All changes, even the most longed for, have their melancholy; for what we leave behind us is a part of ourselves; we must die to one life before we can enter another.

~Anatole France~

I told them I was worried about them moving the Gardenia bush.  I stood behind Stephen and Brady on the bright Saturday morning and  lamented as they started to dig.  The root system was deep and they damaged some of the smaller roots as it was pulled from its resting place below the kitchen window of our house, to be replaced by a small fountain my husband loved. The fountain is a another story for a different day.

We were simply moving it.  People move plants all the time. But I just did not have a good feeling about it.  I had come to love the gardenia bush.  I symbolized my love for the south, with its fragrant blooms and lush green leaves.  But move it we did.

That was May of 2007.

In spring of 2008, I stood in our back yard, and I looked at the Gardenia bush in the new location.  Stephen and Brady both heard it, the “I told you this was not a good idea” thoughts.  Because what was before me was half of a gardenia bush.  One side looked like a bunch of sticks ready for the next fire, and the other half looked like a gardenia bush shedding leaves.  Instead of lush green leaves with fragrant white blooms all over, it was yellowish and sad, with one lone bloom hanging on a branch.  If that bloom could talk, it would say,

“For the love of God woman, what have you done to me?”

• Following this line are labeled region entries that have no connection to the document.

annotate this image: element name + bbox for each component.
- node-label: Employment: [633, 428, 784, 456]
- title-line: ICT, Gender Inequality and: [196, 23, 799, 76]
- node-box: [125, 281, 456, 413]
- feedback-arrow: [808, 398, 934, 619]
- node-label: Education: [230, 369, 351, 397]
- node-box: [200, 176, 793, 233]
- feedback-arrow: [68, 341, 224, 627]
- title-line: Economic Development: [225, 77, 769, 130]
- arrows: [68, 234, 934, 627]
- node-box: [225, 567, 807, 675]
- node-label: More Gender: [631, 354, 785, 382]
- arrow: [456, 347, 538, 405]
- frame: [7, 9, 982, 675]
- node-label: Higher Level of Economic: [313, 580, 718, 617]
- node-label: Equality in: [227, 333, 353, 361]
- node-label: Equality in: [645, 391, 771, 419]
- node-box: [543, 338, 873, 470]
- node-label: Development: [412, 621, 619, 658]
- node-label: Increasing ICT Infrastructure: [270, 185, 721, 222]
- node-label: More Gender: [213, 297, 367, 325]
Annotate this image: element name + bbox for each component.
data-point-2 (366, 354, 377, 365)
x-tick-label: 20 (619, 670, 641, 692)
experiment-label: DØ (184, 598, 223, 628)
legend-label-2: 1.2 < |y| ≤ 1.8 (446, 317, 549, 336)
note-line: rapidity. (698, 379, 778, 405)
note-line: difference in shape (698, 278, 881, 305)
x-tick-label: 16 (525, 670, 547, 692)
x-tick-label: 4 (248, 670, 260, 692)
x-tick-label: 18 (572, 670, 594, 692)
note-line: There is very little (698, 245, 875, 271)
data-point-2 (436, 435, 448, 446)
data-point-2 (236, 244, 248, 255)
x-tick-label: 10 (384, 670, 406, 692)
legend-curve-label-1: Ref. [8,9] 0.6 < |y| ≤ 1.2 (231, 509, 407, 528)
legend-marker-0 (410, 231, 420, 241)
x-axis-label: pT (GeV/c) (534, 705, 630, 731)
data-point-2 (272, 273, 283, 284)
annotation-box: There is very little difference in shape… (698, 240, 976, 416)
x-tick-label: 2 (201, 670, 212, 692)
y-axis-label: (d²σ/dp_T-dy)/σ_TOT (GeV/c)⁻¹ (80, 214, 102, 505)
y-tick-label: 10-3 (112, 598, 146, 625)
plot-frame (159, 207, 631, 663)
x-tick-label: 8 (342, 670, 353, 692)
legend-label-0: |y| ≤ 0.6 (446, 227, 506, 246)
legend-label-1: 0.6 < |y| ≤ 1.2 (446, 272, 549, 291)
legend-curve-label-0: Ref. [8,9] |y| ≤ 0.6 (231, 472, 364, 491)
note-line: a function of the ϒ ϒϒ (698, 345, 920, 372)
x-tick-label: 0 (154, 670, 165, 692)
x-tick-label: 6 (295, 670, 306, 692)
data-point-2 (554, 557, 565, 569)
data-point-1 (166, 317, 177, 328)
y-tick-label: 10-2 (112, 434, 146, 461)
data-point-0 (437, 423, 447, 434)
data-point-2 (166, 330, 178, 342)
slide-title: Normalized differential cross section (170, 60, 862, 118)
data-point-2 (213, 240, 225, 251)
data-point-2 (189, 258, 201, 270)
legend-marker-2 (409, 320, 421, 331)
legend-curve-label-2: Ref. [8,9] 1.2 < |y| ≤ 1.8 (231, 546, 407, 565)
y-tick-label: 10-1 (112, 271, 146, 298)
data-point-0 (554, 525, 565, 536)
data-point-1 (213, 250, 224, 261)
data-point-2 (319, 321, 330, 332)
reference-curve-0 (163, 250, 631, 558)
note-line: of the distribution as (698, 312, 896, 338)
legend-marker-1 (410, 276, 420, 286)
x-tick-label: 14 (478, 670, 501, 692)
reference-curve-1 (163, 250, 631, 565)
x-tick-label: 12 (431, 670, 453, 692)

Summer of 2009, the balance of the bush had shifted.  More dead branches than alive, and one sad bloom on the very bottom of the bush, almost as if it could not muster the energy to create anything very far from the earth which it emerged.  I looked at the gardenia bush that summer, weeks after losing Stephen, and it both broke my heart, and confirmed that everything dies.  It was a sad summer, and somehow, the gardenia bush was exhibiting a growth pattern that showed how I was feeling in my own life.  Just like me, it was barely hanging on.

Summer 2010, couple of leaves, pretty much dead, but I could not let Brady cut it back.  it reminded me of happier times, laughter in the back yard.  So we left it and ignored it, and pretended that we did not notice the mass of dried sticks next to our other blooms in the back. Perhaps visitors would think it was part of the wood pile for the fire pit.

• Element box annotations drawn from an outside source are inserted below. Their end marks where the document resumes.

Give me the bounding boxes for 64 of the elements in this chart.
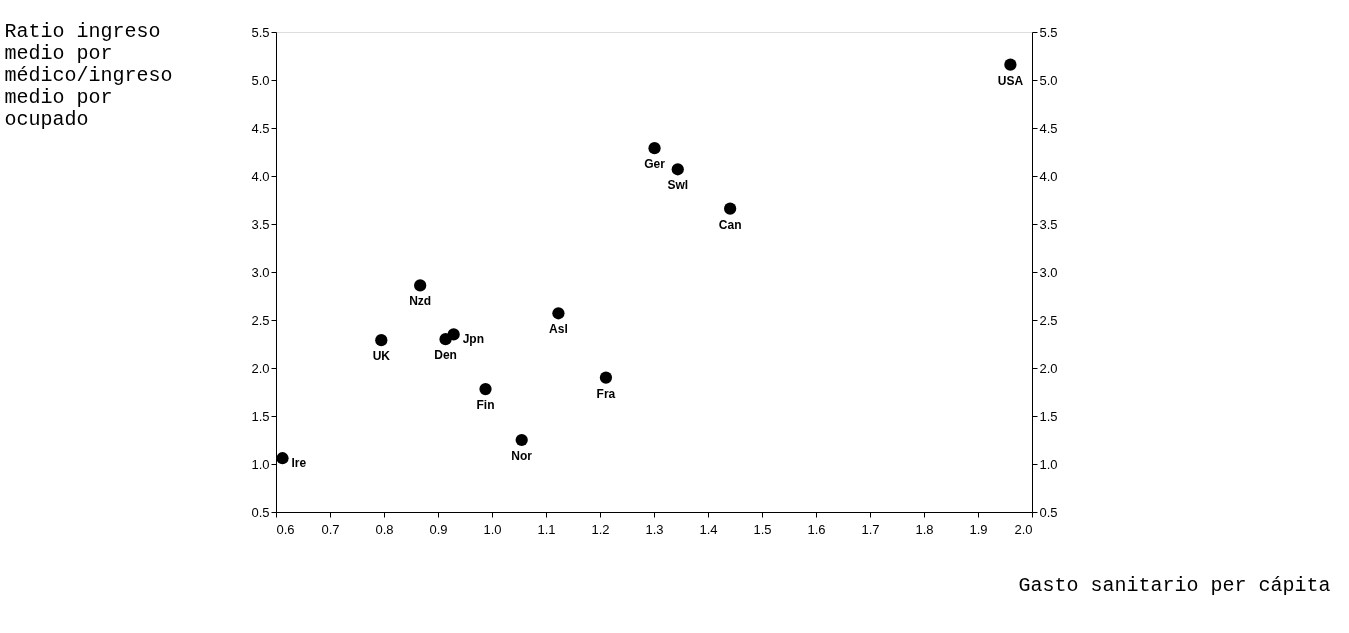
point — [515, 433, 528, 447]
annotation: Nzd — [409, 294, 432, 309]
point — [479, 383, 492, 396]
annotation: Swl — [667, 178, 689, 193]
y-tick-label: 4.5 — [251, 120, 270, 136]
x-tick-label: 1.8 — [915, 521, 934, 537]
annotation: Asl — [549, 322, 568, 337]
y-tick-label: 3.0 — [251, 264, 270, 280]
point — [599, 371, 613, 384]
annotation: Ger — [644, 157, 666, 172]
point — [648, 142, 661, 155]
y2-tick-label: 3.5 — [1039, 216, 1058, 232]
annotation: Fin — [476, 398, 495, 413]
y-tick-label: 2.0 — [251, 360, 270, 376]
y-tick-label: 0.5 — [251, 504, 270, 520]
annotation: USA — [997, 73, 1024, 88]
y-tick-label: 2.5 — [251, 312, 270, 328]
y-tick-label: 1.5 — [251, 408, 270, 424]
y2-tick-label: 2.5 — [1039, 312, 1058, 328]
annotation: Den — [434, 348, 457, 363]
x-tick-label: 1.7 — [861, 521, 880, 537]
y-tick-label: 5.0 — [251, 72, 270, 88]
y2-tick-label: 3.0 — [1039, 264, 1058, 280]
point — [276, 452, 289, 465]
y-axis-title: Ratio ingreso medio por médico/ingreso medio por ocupado — [4, 19, 173, 131]
x-axis-title: Gasto sanitario per cápita — [1018, 573, 1331, 597]
y-tick-label: 5.5 — [251, 24, 270, 40]
y2-tick-label: 4.0 — [1039, 168, 1058, 184]
annotation: Nor — [511, 449, 533, 463]
x-tick-label: 1.3 — [645, 521, 664, 537]
y2-tick-label: 5.5 — [1039, 24, 1058, 40]
annotation: UK — [372, 349, 391, 364]
y2-tick-label: 4.5 — [1039, 120, 1058, 136]
point — [552, 307, 565, 320]
point — [1004, 58, 1017, 71]
y-tick-label: 3.5 — [251, 216, 270, 232]
point — [375, 334, 388, 347]
y2-tick-label: 0.5 — [1039, 504, 1058, 520]
point — [671, 163, 684, 176]
y-tick-label: 4.0 — [251, 168, 270, 184]
annotation: Jpn — [462, 332, 484, 347]
x-tick-label: 1.6 — [807, 521, 826, 537]
annotation: Fra — [596, 386, 616, 401]
y2-tick-label: 1.0 — [1039, 456, 1058, 472]
x-tick-label: 1.0 — [483, 521, 502, 537]
y2-tick-label: 2.0 — [1039, 360, 1058, 376]
x-tick-label: 1.1 — [537, 521, 556, 537]
point — [447, 328, 460, 341]
annotation: Ire — [291, 456, 307, 471]
x-tick-label: 1.4 — [699, 521, 718, 537]
y-tick-label: 1.0 — [251, 456, 270, 472]
point — [414, 279, 427, 292]
y2-tick-label: 1.5 — [1039, 408, 1058, 424]
y2-tick-label: 5.0 — [1039, 72, 1058, 88]
x-tick-label: 1.2 — [591, 521, 610, 537]
x-tick-label: 1.5 — [753, 521, 772, 537]
x-tick-label: 0.7 — [321, 521, 340, 537]
point — [724, 202, 737, 215]
annotation: Can — [718, 217, 742, 232]
x-tick-label: 1.9 — [969, 521, 988, 537]
x-tick-label: 0.8 — [375, 521, 394, 537]
x-tick-label: 2.0 — [1014, 521, 1033, 537]
x-tick-label: 0.6 — [276, 521, 295, 537]
x-tick-label: 0.9 — [429, 521, 448, 537]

Summer 2011.  Enough already.  It’s gone.  Chop it.  Get rid of it.  Brady did, but we decided to leave the stump and roots.  We could not say goodbye just yet.  But, honestly, the thing was becoming a fire hazard, and an eyesore.  Cut back to the ground, we planted flowers in the space for the summer, and figured we would dig up the stump next year.  Time to move on.  For some reason, it hurt.  I had planted and killed so many other things in the yard but I was attached to the Gardenia.  Perhaps because it was connected to memories.

Spring 2012.  We have our yard all in order.  Spring is my favorite time in North Carolina.  The warmth is back but the humidity has not hit yet, so it is just blissful to be outside enjoying the sunshine.  My husband, son and I worked outside to make everything perfect.  In assessing where we needed to plant, we walked to the area where the stump sat in the ground.  And, much to our surprise, a small, lush green gardenia bush sits in the spot.  It has a way to go, but it is healthy, and it is beautiful. I kind of think Stephen is smiling, telling me “I told you it would be okay.”

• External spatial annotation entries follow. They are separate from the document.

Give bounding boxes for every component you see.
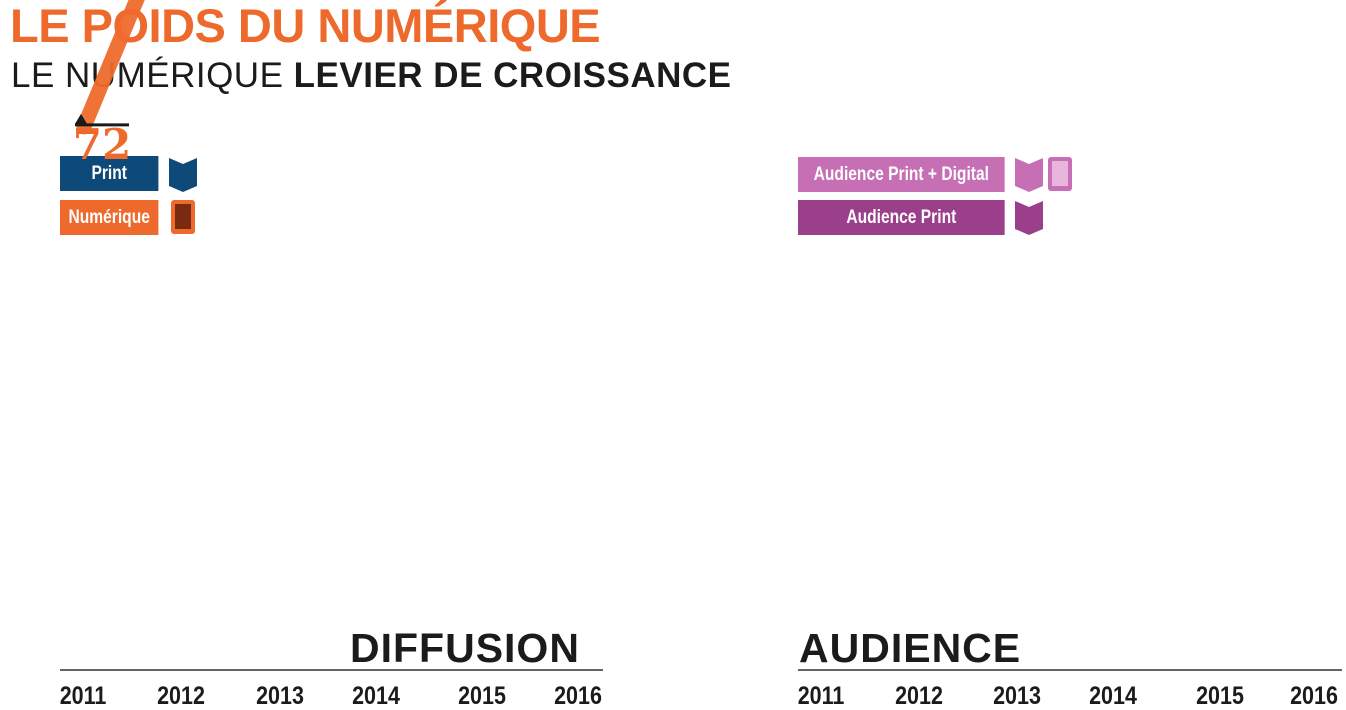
x-tick-label: 2012 [895,681,943,709]
x-tick-label: 2016 [554,681,602,709]
label-pointer [75,113,87,124]
x-tick-label: 2015 [458,681,506,709]
subtitle-bold: LEVIER DE CROISSANCE [293,56,732,95]
legend-print-label: Print [91,162,127,184]
book-icon [169,158,197,192]
chart-title-audience: AUDIENCE [799,625,1022,671]
x-tick-label: 2011 [798,681,845,709]
subtitle-light: LE NUMÉRIQUE [11,56,284,95]
legend-audience-print-digital-label: Audience Print + Digital [813,163,989,185]
page-title: LE POIDS DU NUMÉRIQUE [10,0,601,52]
legend-audience-print-digital: Audience Print + Digital [798,157,1005,192]
chart-title-diffusion: DIFFUSION [350,625,580,671]
legend-audience-print: Audience Print [798,200,1005,235]
legend-numerique: Numérique [60,200,159,235]
book-tablet-icon [1015,157,1072,192]
legend-audience-print-label: Audience Print [846,206,957,228]
legend-numerique-label: Numérique [68,206,150,228]
page-subtitle: LE NUMÉRIQUE LEVIER DE CROISSANCE [11,56,732,96]
x-tick-label: 2013 [993,681,1041,709]
x-tick-label: 2012 [157,681,205,709]
x-tick-label: 2016 [1290,681,1338,709]
legend-print: Print [60,156,159,191]
data-label-num-rique: 72 [73,120,131,169]
x-tick-label: 2015 [1196,681,1244,709]
x-tick-label: 2013 [256,681,304,709]
x-tick-label: 2011 [60,681,107,709]
tablet-icon [171,200,195,234]
x-tick-label: 2014 [352,681,400,709]
x-tick-label: 2014 [1089,681,1137,709]
book-icon [1015,201,1043,235]
series-line-num-rique [76,0,145,135]
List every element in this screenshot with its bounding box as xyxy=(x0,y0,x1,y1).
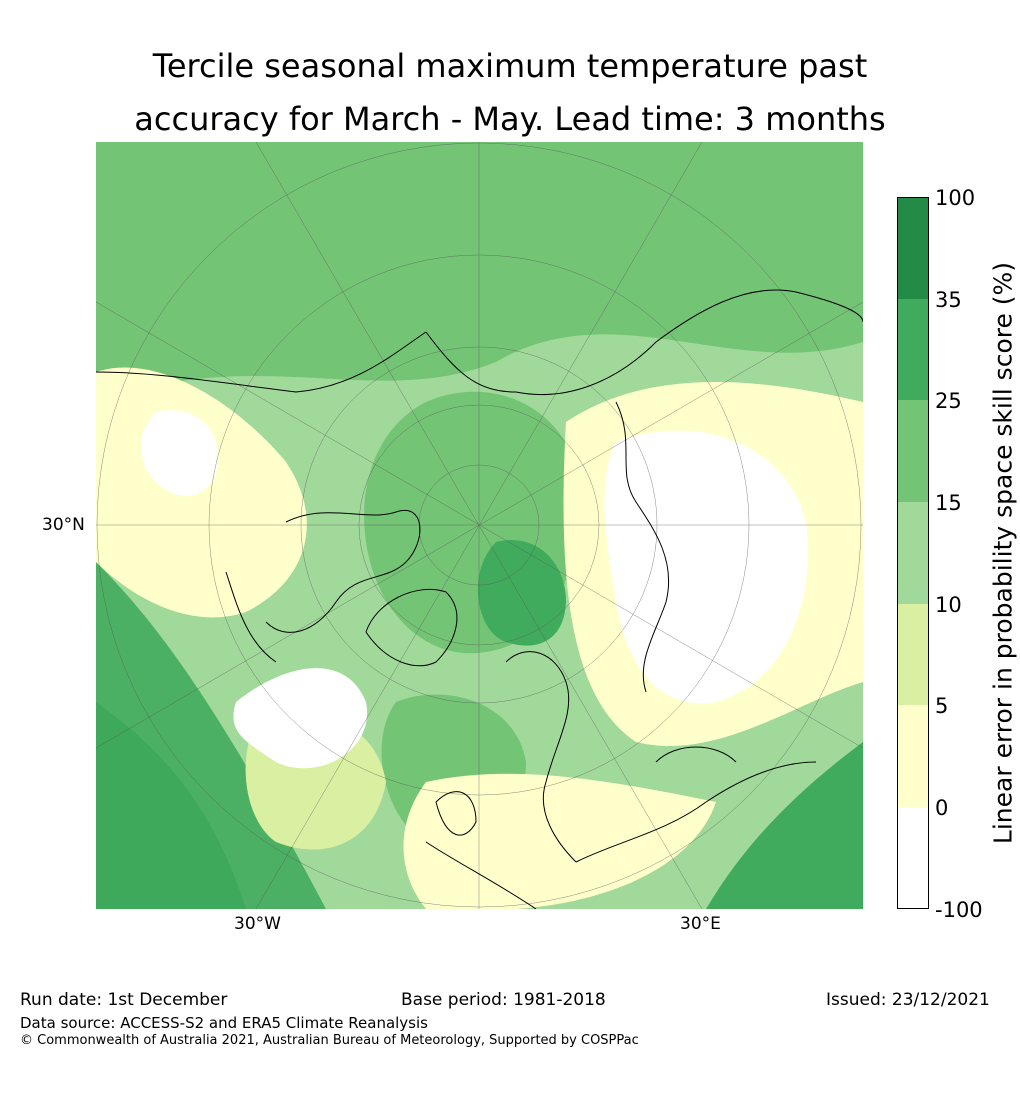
polar-skill-map xyxy=(96,142,863,909)
colorbar-swatches xyxy=(897,197,929,909)
colorbar-tick-25: 25 xyxy=(935,389,962,413)
colorbar-swatch-15-25 xyxy=(897,400,929,502)
run-date: Run date: 1st December xyxy=(20,990,228,1010)
colorbar xyxy=(897,197,929,909)
colorbar-tick-10: 10 xyxy=(935,593,962,617)
region-no-skill-west xyxy=(141,410,218,496)
colorbar-tick-neg100: -100 xyxy=(935,898,983,922)
title-line-2: accuracy for March - May. Lead time: 3 m… xyxy=(134,100,886,138)
graticule xyxy=(96,142,863,909)
colorbar-swatch-0-5 xyxy=(897,705,929,807)
lon-label-30w: 30°W xyxy=(234,914,281,934)
region-no-skill-asia xyxy=(604,430,808,704)
map-canvas xyxy=(96,142,863,909)
colorbar-tick-15: 15 xyxy=(935,491,962,515)
base-period: Base period: 1981-2018 xyxy=(401,990,606,1010)
map-title: Tercile seasonal maximum temperature pas… xyxy=(0,40,1020,146)
colorbar-swatch-5-10 xyxy=(897,604,929,705)
colorbar-tick-5: 5 xyxy=(935,694,949,718)
data-source: Data source: ACCESS-S2 and ERA5 Climate … xyxy=(20,1014,428,1032)
title-line-1: Tercile seasonal maximum temperature pas… xyxy=(152,47,868,85)
colorbar-tick-35: 35 xyxy=(935,288,962,312)
region-pole-core xyxy=(477,540,566,646)
colorbar-swatch-neg100-0 xyxy=(897,807,929,909)
lon-label-30e: 30°E xyxy=(680,914,721,934)
region-medium-north xyxy=(96,142,863,384)
lat-label-30n: 30°N xyxy=(42,515,85,535)
coastlines xyxy=(96,289,863,909)
colorbar-title: Linear error in probability space skill … xyxy=(988,261,1018,845)
colorbar-swatch-35-100 xyxy=(897,197,929,299)
copyright-notice: © Commonwealth of Australia 2021, Austra… xyxy=(20,1033,639,1048)
colorbar-swatch-10-15 xyxy=(897,502,929,604)
region-good-skill-bottom-right xyxy=(706,742,863,909)
colorbar-swatch-25-35 xyxy=(897,299,929,400)
region-no-skill-north-pacific xyxy=(233,668,368,769)
colorbar-tick-0: 0 xyxy=(935,796,949,820)
colorbar-tick-100: 100 xyxy=(935,186,976,210)
issued-date: Issued: 23/12/2021 xyxy=(826,990,990,1010)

I look at the gardenia each morning, and smile at the similarities between my own life and the life of this fragile plant.  At one point, I felt like I died too.  And, slowly, over the past few years, I have cut away what was hurting me, to allow a new and better self to emerge.  I cut out people and ideas that were growing negativity in my own life, and feel this spring, I am starting to see the results of  the difficult changes that bring transformation.

My lesson in all of this?  Much like my gardenia, in life we need to prune away what is killing us to help ourselves heal.  We need to be brave, and realize that it is not the end.

So today, take a moment and dig out the pruning shears for your own life.  Anything need to be trimmed?